James Lorimer Graham

GRAHAM, James Lorimer, consul, born in New York City in January, 1835; died in Florence, Italy, 30 April, 1876. He was partly educated at Amiens, France, where, on account of his precocious literary talent, he was selected to deliver a poetical address of welcome to Lamartine when the latter visited the school in 1848. Mr. Graham lived for a time in Rio Janeiro, and, after returning to New York, was a passenger in the steamer '" San Francisco," which foundered in a gale off Cape Hatteras. His experience in this wreck injured his health and hastened his death. In 1856 he married and settled in New York, where he became widely known through his taste for art and literature and his brilliant conversational talents. As a member of the Century club, the Geographical society, and kindred institutions, he made the acquaintance of many artists and authors. He spent the years 1862-'3 in Europe, and after remaining in New York until 1866 again went abroad. Meantime he had been busily engaged in acquiring whatever curiosities he had found in his travels, until he had large collections of coins, autographs, drawings, and books. Some time after his return to Europe, Mr. Graham was appointed United States consul-general for Italy, and resided in Florence. When the capital was transferred to Rome, he preferred to accept the office of a simple consul rather than change his home. --Famous Americans - James Lorimer Graham
Graham's diplomatic service in Italy seems transferred in Melville's Burgundy Club material to Major Jack Gentian--a disciple of the Marquis de Grandvin whom Melville imagines as the appointed American consul in Naples.

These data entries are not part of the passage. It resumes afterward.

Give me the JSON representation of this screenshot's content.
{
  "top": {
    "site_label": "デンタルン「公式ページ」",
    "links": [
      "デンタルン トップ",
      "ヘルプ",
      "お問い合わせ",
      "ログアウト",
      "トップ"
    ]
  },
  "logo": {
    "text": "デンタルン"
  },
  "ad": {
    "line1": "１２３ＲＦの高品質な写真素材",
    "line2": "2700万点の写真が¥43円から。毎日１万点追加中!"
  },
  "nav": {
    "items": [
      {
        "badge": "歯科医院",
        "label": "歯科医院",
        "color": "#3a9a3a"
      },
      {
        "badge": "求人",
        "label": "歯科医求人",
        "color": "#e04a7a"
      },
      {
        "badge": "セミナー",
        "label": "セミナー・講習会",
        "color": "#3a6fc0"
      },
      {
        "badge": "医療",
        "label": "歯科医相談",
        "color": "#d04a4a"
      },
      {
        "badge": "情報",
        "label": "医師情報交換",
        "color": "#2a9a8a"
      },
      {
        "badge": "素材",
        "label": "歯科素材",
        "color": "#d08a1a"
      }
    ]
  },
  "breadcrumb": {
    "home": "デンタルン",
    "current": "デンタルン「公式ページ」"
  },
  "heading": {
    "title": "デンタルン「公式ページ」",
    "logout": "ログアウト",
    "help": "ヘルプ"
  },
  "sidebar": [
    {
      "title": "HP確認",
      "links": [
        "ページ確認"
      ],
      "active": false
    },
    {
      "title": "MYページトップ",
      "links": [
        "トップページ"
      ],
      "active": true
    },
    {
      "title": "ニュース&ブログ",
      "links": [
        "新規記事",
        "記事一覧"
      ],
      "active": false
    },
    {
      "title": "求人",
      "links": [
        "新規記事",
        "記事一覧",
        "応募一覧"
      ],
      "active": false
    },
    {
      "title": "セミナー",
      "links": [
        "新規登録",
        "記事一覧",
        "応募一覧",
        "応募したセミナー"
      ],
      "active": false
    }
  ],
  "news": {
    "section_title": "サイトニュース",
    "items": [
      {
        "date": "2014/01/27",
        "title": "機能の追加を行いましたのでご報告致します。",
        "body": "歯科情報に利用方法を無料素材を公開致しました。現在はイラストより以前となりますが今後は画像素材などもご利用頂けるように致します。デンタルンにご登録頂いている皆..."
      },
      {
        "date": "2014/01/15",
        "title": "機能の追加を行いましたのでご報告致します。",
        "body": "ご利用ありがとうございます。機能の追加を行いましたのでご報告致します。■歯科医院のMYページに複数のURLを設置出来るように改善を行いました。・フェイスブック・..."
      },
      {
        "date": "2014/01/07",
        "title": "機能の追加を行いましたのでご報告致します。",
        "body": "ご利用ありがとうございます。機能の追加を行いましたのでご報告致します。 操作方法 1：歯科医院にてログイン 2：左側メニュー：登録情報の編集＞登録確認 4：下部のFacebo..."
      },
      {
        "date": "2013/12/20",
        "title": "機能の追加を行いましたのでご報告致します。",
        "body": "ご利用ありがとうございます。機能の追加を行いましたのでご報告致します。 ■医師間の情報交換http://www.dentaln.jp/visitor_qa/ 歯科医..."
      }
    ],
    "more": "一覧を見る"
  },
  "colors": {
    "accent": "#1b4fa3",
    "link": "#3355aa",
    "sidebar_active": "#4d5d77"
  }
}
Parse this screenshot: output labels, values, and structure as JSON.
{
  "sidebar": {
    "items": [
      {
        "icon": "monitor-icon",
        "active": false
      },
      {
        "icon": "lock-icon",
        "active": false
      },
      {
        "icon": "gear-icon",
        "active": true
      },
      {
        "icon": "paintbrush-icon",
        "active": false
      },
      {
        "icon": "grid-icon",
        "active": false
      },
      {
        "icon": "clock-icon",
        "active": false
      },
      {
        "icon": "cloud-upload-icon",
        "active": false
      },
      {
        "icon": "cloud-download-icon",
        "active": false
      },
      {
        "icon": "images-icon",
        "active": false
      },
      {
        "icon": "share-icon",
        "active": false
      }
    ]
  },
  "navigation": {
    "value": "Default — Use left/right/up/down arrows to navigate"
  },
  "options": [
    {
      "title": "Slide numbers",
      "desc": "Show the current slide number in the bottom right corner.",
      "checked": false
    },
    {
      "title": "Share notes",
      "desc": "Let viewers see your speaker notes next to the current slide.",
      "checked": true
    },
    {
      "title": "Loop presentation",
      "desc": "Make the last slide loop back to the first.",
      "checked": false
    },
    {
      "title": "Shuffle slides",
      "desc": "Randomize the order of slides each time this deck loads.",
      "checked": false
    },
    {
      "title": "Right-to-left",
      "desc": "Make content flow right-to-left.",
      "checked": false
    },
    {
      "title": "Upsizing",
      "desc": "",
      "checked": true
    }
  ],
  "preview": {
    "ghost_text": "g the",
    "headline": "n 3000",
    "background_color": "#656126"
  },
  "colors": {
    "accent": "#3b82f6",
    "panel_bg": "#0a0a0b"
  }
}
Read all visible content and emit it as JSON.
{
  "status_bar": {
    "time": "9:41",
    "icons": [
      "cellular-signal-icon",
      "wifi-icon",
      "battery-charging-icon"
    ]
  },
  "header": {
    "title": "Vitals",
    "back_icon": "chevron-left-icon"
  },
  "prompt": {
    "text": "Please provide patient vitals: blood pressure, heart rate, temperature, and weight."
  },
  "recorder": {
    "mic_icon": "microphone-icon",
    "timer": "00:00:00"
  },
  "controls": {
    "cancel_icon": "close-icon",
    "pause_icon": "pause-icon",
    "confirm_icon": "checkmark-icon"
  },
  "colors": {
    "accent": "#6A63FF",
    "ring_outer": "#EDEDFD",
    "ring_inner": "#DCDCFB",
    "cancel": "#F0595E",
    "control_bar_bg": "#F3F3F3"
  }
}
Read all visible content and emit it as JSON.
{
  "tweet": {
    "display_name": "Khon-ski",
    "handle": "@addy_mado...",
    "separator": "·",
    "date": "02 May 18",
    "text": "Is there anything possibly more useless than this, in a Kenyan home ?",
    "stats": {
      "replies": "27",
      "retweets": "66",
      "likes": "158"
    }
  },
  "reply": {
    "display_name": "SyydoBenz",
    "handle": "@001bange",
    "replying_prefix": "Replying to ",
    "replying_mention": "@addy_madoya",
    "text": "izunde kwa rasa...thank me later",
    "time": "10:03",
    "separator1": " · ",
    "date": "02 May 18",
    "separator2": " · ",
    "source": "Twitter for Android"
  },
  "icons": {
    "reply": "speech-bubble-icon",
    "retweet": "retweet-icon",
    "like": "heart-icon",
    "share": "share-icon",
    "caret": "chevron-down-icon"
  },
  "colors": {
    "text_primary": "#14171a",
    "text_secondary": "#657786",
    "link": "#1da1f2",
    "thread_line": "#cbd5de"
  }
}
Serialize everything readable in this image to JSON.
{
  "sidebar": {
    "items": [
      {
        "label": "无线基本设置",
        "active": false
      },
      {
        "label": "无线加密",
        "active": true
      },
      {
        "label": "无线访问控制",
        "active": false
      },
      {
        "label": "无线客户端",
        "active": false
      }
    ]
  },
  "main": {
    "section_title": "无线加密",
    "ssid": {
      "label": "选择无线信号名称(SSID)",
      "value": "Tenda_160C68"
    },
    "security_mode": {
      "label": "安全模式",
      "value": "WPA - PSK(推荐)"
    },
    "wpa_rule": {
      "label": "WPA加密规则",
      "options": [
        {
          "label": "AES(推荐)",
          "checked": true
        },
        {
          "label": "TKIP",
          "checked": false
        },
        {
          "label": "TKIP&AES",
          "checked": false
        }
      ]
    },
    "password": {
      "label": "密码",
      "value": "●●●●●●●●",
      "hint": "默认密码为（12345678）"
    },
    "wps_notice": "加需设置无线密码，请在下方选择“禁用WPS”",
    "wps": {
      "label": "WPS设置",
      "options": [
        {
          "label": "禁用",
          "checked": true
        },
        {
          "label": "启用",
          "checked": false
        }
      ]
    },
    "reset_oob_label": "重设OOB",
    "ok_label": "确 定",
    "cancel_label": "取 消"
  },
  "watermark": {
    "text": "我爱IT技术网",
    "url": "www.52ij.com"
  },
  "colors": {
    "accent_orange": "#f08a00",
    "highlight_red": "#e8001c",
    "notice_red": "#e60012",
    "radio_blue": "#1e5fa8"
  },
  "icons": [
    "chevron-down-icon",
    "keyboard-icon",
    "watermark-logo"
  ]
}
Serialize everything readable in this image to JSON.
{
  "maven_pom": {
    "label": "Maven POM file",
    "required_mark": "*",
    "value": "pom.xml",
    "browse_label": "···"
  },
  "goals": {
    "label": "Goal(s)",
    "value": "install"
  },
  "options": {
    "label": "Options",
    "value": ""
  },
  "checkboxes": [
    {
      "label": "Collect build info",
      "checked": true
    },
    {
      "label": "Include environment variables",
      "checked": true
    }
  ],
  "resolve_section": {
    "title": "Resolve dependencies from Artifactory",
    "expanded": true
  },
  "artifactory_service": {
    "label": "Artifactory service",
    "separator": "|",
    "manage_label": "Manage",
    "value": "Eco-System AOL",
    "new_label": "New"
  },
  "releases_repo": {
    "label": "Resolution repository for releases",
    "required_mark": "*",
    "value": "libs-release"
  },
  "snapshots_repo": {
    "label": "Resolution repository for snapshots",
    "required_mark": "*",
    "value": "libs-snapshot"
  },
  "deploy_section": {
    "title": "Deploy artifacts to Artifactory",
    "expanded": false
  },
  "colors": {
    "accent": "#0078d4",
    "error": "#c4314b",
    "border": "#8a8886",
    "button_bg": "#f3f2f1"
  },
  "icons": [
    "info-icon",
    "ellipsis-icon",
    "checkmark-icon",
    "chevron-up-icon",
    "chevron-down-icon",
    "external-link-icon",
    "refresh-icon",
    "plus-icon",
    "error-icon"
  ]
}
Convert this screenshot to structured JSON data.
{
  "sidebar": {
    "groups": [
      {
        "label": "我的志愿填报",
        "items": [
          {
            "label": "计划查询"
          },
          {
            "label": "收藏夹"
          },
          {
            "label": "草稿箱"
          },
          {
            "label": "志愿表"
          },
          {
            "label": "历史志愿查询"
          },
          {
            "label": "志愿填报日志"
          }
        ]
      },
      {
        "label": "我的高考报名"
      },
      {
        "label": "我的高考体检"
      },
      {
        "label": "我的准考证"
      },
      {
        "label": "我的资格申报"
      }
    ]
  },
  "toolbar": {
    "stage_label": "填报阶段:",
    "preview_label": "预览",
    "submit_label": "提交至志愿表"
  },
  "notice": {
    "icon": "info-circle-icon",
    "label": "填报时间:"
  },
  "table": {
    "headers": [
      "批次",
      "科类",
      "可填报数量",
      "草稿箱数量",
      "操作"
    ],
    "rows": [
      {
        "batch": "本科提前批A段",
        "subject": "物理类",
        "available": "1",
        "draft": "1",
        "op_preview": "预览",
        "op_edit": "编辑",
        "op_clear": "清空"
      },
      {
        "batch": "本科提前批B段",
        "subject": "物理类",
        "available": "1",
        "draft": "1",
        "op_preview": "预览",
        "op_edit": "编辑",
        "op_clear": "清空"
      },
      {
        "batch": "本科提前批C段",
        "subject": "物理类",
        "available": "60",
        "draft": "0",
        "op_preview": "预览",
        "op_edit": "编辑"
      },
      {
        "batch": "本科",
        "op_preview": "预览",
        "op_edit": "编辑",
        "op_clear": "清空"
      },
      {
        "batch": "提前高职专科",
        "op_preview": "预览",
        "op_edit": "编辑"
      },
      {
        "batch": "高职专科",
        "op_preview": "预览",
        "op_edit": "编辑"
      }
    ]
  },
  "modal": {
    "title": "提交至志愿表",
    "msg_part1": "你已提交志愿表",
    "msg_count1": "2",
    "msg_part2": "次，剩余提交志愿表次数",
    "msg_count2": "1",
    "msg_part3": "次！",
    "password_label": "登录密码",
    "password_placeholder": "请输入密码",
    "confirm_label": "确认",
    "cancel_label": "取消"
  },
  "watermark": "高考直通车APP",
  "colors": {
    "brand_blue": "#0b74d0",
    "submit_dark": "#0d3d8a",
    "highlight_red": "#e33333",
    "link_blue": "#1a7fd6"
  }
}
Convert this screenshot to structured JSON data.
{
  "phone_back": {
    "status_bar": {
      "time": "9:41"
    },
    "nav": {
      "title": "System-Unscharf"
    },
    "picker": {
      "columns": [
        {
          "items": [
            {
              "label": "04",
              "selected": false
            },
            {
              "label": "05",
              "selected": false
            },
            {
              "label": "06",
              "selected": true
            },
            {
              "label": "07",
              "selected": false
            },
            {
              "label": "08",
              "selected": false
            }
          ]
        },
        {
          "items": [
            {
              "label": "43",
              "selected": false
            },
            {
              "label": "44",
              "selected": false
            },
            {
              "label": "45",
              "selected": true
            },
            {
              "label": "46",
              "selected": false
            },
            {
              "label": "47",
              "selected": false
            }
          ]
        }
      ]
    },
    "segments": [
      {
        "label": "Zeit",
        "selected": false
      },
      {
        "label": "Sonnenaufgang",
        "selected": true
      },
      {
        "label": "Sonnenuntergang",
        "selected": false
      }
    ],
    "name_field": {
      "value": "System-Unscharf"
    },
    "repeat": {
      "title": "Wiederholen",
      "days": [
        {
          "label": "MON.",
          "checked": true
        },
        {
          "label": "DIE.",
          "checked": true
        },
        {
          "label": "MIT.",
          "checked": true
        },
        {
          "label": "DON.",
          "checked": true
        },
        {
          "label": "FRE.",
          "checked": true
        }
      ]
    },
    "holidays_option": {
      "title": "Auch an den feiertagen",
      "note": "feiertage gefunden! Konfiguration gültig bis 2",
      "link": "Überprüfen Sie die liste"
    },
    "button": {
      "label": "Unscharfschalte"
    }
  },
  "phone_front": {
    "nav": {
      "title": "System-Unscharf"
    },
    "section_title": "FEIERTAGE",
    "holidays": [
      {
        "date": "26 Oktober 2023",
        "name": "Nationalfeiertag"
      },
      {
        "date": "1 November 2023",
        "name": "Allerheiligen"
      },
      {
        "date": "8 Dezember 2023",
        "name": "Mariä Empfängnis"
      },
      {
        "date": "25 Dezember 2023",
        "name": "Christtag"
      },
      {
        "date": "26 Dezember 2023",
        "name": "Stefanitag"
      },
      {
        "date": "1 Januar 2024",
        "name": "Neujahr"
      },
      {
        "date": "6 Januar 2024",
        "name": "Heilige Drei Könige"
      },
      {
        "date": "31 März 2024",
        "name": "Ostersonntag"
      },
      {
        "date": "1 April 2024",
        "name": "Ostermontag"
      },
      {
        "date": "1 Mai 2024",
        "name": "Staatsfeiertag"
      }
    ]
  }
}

Andrew M. Kavalecs writes informatively of Graham as "Fosterer of American-German Literary Relations" through his correspondence with Adolf Strodtmann.

A helpful biography by Jeffrey Begeal is available online at The Florin Website. The online biography lists a title by Mr. Begeal that would be lovely to have, if I could only find it:

  • Begeal, Jeffrey. James Lorimer Graham, Jr. c. 1832-1876. Biography of an American Savant. Villa de Bella Silva Press: Smithfield, NC. 2004.

How much of "Lorrie" Graham and the wonderful Wanderer's Club do we find memorialized in Melville's uncompleted writing about the Burgundy Club?